Cooperativa sociale Bucaneve di Castel Goffredo per il progetto ‘Implementazione residenziale per persone disabili‘. L’obiettivo è focalizzato, in particolare,  sull’ampliamento dell’attuale centro integrato. Contributo 1 milione di euro.

Fondazione Casa del Sole – Vittorina Gementi di Curtatone. Il progetto prevede, in particolare,  la realizzazione del nuovo centro diurno disabili Casa del Sole. Contributo 1 milione di euro.

Cooperativa servizi assistenziali di Mantova per il progetto ‘Controvento – Centro polifunzionale per l’infanzia e l’adolescenza‘. L’obiettivo è quello di rispondere al bisogno di da minori e adolescenti con patologie psichiatriche e anche con problemi di comportamento personale e sociale. Contributo 1 milione di euro.

Le iniziative in provincia di Sondrio

Ecco gli 8 Progetti emblematici della provincia di Sondrio.

Cosio Valtellino: realizzazione, nello specifico, della residenza per anziani in via Nazionale, frazione di Regoledo. Contributo 1 milione di euro.

Albosaggia: risanamento conservativo e anche recupero funzionale del primo rifugio etico ex baita Saffratti in località San Salvatore. Contributo 500.000 euro.

Comunità Montana Valtellina di Morbegno. In programma, in particolare, c’è la realizzazione di un nuovo tratto di sentiero Valtellina in località Paniga e Desco. Contributo 1 milione di euro.

Sondrio: completamento del restauro e anche riutilizzo funzionale del Castello Masegra (lotto A) . Contributo 1,35 milioni di euro.

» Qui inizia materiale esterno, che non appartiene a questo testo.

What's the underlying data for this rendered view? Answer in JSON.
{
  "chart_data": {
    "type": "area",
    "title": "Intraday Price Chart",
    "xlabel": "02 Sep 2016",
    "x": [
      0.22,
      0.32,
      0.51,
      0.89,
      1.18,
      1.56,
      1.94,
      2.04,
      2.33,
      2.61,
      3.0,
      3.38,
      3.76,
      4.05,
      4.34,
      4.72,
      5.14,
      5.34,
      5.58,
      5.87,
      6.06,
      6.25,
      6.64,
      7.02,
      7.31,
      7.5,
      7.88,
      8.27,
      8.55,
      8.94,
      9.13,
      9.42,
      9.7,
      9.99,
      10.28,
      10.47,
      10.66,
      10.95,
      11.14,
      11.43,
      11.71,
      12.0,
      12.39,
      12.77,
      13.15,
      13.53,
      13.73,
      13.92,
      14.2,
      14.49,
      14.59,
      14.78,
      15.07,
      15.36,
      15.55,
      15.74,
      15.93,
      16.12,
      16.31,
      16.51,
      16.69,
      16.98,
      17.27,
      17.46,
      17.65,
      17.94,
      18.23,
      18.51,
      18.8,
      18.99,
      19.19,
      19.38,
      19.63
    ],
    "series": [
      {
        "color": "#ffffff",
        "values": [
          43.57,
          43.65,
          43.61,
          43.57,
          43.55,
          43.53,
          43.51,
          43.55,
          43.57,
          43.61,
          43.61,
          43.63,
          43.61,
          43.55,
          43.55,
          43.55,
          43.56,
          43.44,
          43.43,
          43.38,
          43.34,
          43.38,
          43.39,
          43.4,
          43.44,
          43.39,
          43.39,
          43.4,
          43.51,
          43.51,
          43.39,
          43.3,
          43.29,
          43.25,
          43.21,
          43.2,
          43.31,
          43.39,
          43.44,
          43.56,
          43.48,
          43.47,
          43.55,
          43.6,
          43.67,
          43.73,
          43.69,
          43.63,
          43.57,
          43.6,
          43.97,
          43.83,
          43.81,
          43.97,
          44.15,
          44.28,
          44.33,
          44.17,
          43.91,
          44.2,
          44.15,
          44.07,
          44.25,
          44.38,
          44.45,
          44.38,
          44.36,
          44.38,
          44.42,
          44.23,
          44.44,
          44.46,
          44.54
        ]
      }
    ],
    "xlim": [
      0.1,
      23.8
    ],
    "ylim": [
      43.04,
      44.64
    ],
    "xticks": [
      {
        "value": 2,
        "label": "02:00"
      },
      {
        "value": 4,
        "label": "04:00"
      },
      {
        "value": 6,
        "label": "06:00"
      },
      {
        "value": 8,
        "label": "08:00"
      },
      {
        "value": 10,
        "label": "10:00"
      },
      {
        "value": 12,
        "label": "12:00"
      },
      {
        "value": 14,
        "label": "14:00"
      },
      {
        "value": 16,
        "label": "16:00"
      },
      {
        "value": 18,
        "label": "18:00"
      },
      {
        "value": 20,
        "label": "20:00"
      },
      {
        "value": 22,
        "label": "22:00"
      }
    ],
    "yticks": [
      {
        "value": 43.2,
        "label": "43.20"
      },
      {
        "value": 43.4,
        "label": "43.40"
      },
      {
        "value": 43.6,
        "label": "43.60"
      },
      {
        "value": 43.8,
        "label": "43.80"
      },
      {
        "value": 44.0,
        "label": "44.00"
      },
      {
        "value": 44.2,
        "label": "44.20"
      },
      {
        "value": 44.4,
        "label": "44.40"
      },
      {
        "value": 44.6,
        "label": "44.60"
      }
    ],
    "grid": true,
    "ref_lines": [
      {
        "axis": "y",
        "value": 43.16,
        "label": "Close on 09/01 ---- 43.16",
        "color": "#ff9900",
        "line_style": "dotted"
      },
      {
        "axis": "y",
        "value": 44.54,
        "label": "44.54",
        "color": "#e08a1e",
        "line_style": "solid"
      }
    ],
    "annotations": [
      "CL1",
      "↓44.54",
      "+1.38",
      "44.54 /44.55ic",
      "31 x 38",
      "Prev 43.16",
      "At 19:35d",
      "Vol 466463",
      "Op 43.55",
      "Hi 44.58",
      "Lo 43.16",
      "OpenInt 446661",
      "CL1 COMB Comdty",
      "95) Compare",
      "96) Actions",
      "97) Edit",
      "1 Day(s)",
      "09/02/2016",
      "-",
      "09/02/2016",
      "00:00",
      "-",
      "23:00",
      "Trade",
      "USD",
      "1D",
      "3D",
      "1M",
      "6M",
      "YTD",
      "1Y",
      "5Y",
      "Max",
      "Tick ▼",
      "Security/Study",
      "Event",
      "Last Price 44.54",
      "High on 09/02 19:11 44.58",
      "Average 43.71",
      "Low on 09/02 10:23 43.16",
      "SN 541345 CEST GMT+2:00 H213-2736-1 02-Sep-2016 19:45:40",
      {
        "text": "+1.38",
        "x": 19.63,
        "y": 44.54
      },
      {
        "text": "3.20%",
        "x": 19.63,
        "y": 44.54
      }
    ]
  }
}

Comunità Montana Valtellina di Sondrio per il progetto ‘Le Radici di una Identità. Il mandamento di Sondrio-Laboratorio a cielo aperto, tra formazione, ricerca e comunicazione‘. Contributo 1,2 milioni di euro.

Castione Andevenno: realizzazione della nuova Casa di Comunità. Contributo 900.000 euro.

Comunità Montana della Valchiavenna per il progetto ‘Velo green Valchiavenna: mobilità turistica verde‘. Contributo 1,25 milioni di euro.

Ponte in Valtellina: il progetto prevede, nello specifico, il recupero della chiesa di Sant’Ignazio. Contributo 800.000 euro.